All other 7920 inventions are probably already known and public knowleadge prior to their corresponding patent filings, but all partys win in granted patents (ibm & uspto), so what did you expect?
Patents are a horrible thing.
A smart guy sits in his home office and thinks of, for example, an amazing software idea that no other program does. Publishes it and gets pounced on by 18 lawyers because it infringes of a patent filed 10 years ago which has never EVER been used and was simply filed on the off-chance.
Another good example is apple's patent about detecting whether a car is moving to disable facetime to save lives. They filed the patent and never implemented it. Now if somebody - entirely without knowing about the patent - comes up with an idea similar enough to that and decides to implement it they risk (and probably will be) attacked by an army of lawyers corralled by a greedy megacorporation.
Patents should only cover things in production or very-soon-to-be in production.
This is why is doesn't make sense to even try. Even if you had a good idea, you''ll spend the rest of your life defending it in court against nebulous patents, and end up eating out of dumpsters while the mother fuckers in industry make the money.
IBM and others are looking at big money in surveillance.
Things like Watson were not built to explore or advance AI (though they may have had that effect). Watson was built to provide meaningful, timely answers using the giant pile of data various corporations and government entities are collecting on everyone.

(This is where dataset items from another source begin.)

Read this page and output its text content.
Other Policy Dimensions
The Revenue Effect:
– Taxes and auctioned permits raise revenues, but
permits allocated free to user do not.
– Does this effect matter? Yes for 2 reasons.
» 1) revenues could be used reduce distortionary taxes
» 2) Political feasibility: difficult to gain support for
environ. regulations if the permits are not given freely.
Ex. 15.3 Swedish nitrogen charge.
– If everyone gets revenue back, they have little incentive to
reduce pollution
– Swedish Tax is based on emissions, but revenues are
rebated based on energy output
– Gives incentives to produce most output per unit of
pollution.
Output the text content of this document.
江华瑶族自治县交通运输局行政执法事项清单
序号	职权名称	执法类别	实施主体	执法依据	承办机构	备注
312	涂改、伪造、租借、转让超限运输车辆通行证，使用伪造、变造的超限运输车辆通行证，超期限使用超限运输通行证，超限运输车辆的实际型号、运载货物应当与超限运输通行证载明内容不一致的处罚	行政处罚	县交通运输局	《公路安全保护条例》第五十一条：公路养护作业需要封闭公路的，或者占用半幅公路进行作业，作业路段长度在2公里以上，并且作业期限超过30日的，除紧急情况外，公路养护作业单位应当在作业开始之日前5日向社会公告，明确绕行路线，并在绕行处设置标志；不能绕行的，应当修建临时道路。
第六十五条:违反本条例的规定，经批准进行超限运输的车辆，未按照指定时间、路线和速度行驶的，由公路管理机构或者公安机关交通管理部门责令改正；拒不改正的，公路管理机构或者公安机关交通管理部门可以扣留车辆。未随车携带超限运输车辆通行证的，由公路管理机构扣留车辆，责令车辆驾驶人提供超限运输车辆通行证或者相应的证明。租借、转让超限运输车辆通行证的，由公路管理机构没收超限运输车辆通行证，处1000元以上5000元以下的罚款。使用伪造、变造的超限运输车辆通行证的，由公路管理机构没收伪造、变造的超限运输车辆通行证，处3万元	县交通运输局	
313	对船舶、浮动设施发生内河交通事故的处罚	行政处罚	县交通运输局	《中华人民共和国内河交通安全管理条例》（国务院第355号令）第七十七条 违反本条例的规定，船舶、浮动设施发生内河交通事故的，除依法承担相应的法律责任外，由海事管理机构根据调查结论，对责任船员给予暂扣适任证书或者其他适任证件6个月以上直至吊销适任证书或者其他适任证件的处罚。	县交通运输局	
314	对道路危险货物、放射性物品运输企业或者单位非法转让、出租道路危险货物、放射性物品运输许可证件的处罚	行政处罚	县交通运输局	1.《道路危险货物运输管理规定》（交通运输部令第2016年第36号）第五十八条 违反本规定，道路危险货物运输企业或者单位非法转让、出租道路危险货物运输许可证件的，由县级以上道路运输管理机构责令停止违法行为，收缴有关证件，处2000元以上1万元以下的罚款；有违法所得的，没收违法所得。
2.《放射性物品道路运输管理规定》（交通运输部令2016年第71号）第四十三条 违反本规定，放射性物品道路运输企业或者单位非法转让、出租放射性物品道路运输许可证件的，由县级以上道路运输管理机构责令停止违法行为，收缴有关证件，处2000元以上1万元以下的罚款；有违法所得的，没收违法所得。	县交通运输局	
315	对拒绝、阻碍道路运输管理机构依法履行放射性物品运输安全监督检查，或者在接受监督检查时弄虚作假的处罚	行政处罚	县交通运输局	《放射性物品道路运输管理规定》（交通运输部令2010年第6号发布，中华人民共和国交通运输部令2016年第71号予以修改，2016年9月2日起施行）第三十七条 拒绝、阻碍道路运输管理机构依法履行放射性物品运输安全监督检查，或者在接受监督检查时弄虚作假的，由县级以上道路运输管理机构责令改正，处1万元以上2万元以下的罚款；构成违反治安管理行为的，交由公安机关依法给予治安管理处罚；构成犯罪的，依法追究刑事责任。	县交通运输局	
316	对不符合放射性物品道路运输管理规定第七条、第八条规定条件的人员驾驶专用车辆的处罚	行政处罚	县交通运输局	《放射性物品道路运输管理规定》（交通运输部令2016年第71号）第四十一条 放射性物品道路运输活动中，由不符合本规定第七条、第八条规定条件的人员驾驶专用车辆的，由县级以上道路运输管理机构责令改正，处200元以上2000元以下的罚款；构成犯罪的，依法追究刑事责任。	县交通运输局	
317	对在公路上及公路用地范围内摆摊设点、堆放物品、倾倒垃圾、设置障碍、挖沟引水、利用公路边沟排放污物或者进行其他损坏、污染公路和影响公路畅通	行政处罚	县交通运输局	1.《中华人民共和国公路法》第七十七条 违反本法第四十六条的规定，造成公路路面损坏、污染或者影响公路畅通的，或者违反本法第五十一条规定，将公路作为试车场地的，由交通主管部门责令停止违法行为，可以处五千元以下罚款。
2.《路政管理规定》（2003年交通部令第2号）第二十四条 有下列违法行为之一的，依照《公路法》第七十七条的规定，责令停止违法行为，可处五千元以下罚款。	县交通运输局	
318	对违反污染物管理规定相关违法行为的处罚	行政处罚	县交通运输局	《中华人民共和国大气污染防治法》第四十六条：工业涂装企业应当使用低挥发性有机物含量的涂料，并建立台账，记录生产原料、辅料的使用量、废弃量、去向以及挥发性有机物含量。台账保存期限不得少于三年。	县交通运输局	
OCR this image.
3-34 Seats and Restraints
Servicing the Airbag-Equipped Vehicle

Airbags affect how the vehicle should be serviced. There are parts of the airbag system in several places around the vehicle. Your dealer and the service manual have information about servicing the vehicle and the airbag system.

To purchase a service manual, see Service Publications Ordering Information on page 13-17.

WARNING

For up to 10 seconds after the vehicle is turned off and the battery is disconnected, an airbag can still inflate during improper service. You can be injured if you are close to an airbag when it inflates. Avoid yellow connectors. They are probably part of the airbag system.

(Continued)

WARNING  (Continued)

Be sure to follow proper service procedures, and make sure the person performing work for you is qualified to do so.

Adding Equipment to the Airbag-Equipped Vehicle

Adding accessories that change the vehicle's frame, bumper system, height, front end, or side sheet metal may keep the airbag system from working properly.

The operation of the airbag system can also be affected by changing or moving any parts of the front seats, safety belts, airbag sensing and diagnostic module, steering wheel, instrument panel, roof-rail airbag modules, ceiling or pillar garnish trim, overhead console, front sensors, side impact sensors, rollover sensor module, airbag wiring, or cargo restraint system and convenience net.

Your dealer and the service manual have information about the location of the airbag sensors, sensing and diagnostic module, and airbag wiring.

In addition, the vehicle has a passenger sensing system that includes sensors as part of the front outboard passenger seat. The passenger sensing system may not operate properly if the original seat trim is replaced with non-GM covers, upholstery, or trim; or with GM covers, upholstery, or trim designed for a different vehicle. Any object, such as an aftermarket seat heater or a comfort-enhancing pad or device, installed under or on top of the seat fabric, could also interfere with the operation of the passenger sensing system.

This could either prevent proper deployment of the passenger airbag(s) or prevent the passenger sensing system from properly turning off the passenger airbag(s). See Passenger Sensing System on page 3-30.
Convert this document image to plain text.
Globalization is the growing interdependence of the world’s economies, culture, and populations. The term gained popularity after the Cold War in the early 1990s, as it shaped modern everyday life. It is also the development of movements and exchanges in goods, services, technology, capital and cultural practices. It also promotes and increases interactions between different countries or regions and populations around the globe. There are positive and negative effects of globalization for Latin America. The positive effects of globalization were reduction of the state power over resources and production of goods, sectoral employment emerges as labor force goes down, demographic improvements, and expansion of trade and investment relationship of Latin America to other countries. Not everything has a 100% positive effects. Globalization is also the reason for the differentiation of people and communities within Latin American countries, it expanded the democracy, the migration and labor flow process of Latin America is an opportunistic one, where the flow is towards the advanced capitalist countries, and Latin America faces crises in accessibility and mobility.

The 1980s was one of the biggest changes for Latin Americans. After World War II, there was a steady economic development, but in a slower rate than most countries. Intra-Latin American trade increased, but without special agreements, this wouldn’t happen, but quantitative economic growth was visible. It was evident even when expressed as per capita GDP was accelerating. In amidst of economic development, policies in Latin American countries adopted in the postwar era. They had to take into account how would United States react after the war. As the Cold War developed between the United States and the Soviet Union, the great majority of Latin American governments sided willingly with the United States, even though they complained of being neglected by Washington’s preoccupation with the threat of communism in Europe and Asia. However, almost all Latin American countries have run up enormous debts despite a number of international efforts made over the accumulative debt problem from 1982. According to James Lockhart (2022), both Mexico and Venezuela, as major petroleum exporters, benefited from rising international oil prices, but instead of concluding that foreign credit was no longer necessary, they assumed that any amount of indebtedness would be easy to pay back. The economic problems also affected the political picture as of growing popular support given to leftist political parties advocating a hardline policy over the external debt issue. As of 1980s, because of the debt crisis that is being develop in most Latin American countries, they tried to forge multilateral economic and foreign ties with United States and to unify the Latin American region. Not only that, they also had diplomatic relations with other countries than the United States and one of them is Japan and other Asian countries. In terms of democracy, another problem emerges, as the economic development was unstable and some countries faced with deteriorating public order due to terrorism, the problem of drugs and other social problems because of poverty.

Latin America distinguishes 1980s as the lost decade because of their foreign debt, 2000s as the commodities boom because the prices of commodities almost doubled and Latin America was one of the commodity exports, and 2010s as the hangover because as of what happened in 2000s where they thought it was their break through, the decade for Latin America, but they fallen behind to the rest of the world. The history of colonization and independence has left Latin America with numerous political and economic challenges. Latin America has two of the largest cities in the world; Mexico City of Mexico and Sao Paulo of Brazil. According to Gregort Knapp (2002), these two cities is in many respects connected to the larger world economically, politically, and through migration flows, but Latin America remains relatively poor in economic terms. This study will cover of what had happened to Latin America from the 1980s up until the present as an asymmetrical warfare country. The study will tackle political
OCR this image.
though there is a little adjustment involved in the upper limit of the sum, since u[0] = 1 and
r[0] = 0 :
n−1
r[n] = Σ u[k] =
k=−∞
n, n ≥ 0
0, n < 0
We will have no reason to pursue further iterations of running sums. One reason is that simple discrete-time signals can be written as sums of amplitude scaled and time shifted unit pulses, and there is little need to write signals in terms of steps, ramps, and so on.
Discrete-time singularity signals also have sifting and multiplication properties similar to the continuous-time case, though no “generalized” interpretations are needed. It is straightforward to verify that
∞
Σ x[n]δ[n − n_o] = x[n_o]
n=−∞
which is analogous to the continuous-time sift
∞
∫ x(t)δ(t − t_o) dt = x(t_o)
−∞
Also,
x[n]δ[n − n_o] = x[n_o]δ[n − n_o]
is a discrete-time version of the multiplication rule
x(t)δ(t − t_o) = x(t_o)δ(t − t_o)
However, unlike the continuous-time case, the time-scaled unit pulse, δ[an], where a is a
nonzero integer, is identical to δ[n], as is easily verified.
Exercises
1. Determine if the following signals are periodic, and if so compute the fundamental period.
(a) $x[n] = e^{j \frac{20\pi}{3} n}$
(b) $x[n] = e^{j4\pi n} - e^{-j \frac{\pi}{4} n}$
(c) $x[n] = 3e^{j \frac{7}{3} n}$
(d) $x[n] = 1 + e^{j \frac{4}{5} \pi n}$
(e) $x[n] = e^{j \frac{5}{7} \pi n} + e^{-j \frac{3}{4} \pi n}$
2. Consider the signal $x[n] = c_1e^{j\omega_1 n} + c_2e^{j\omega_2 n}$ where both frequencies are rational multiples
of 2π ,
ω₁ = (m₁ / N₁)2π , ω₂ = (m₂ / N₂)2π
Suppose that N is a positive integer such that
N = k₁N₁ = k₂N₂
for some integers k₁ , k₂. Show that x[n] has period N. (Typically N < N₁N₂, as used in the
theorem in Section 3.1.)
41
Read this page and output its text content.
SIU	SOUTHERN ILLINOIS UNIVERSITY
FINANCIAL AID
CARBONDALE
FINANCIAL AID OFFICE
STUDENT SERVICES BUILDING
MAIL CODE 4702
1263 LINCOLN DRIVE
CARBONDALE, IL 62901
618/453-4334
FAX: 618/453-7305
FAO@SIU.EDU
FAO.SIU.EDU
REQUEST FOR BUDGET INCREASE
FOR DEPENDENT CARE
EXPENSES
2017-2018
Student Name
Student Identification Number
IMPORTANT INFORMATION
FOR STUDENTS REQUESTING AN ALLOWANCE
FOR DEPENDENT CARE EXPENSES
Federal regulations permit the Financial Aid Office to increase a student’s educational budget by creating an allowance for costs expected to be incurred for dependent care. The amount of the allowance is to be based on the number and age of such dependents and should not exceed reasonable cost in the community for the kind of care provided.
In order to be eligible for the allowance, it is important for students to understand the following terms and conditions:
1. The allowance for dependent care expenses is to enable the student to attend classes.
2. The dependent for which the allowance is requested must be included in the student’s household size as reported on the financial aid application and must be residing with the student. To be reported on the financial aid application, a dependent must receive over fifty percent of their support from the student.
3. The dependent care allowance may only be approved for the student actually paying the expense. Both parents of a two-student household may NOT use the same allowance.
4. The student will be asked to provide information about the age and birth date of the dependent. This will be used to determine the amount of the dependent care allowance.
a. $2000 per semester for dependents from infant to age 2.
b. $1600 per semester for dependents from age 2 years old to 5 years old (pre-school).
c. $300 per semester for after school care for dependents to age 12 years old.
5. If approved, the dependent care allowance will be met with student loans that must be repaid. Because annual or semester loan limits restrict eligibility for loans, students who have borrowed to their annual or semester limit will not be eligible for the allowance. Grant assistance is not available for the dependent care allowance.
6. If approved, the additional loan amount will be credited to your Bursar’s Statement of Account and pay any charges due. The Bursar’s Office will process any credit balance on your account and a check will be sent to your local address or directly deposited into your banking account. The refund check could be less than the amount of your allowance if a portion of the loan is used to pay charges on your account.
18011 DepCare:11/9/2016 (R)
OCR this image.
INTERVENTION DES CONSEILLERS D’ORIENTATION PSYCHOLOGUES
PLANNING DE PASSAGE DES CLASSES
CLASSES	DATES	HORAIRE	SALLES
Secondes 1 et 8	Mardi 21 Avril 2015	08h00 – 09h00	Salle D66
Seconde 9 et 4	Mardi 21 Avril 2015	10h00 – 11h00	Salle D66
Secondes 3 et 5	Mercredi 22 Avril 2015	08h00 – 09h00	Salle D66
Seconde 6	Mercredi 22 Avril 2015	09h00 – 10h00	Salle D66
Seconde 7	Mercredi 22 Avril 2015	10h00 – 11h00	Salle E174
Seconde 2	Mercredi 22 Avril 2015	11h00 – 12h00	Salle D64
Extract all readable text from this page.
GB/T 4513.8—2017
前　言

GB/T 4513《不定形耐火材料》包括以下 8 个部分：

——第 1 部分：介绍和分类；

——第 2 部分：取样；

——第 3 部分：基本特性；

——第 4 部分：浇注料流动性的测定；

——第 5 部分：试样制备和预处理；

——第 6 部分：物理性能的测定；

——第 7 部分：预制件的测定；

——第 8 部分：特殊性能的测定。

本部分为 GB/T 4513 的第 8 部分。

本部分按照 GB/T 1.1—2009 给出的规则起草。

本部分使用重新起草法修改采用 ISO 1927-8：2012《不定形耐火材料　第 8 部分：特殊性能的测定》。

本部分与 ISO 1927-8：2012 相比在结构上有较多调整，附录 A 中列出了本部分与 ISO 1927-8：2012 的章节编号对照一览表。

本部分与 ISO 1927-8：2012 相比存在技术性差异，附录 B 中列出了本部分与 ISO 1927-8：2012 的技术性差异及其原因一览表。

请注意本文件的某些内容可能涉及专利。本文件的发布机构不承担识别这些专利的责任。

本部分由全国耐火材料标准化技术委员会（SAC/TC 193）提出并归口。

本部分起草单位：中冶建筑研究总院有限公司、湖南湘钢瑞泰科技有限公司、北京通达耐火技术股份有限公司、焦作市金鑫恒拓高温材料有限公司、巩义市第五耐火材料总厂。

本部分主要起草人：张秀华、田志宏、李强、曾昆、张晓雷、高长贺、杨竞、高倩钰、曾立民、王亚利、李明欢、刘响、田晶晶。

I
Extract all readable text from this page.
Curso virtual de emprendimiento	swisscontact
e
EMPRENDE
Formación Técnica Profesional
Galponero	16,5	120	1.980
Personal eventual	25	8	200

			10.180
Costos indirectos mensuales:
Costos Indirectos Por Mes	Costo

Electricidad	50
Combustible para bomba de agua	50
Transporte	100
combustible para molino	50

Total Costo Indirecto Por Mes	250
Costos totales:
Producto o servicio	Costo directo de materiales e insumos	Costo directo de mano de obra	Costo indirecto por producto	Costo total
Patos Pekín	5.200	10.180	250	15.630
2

IBM has had brain drain since Neo-Con management has taken over, gutting the company in a desperate race toward a Nike model where the corporation is reduced to, IP, executives and lawyers with outside contractors doing everything else.
I think, given who the IBM target company is, I feel our purpose is to be essential to our clients. - Ginni Rometty
Have gnu, will travel.
It will be Over 9000!
They should patent it.
They probably just dredged up 7000 old ones and added "on the internet" to them.
How many actual "researchers" does IBM have? Can a single person really do more than 1 or 2 patents in one year?
The top ten accounts for over 20 thousand patents, are we really supposed to believe the USPTO have enough staff to thoroughly research all these applications? I'd like to know how many IBM patent applications were rejected.
Smell my IBM vagina! It smells like WD-40 and Fecal Matter
Inhale IBM executives vagina with a deep inhale
Would an effort to publish non-patended and original ideas online be a plausible measure to "fight" patents? One could have an online community of people working together to come up with the ideas that could be patented and publish the idea before these mega-companies claim ownership of the idea and file them away to rot. Once it's "out there" it can't be patented, right?
"IBM is betting big on cloud and other services, having spun off its hardware units like servers and PCs to Lenovo" IBM still sells a lot of hardware. They mostly sell "big iron" stuff with higher profit margins than commodity Intel based servers. They still manufacture servers based on the Power processor, running AIX UNIX and IBMi (formerly AS/400). They still manufacture mainframes. Plus, they are still a big player in the enterprise storage server market. I'm guessing quite a number of patents still come from their hardware. Especially since it is mostly proprietary hardware, including the processors, etc. There wasn't much to patent (in comparison) in the Intel server and PC markets.
As we learned years ago from IBM's "Think" magazine, #5, 1990
The analysis presented in that text file is valuable to us to understand what this means:
Obviously that was written back when IBM had fewer patents, but it's no less true today. Continuing from the analysis:
Digital Citizen
You make some good suggestions.
I would add to that.
Make patenting costs an exponential cost for the number of patents held by related primarily benficial entities.
Patent Renewal Cost = No Of Patents Held ^ 3
Hold 1 Patent = $1
Hold 10 Patents = $1000
Hold 100 Patents = $1M
Hold 1000 Patents = $1B
46137
If you're not growing, you're dying!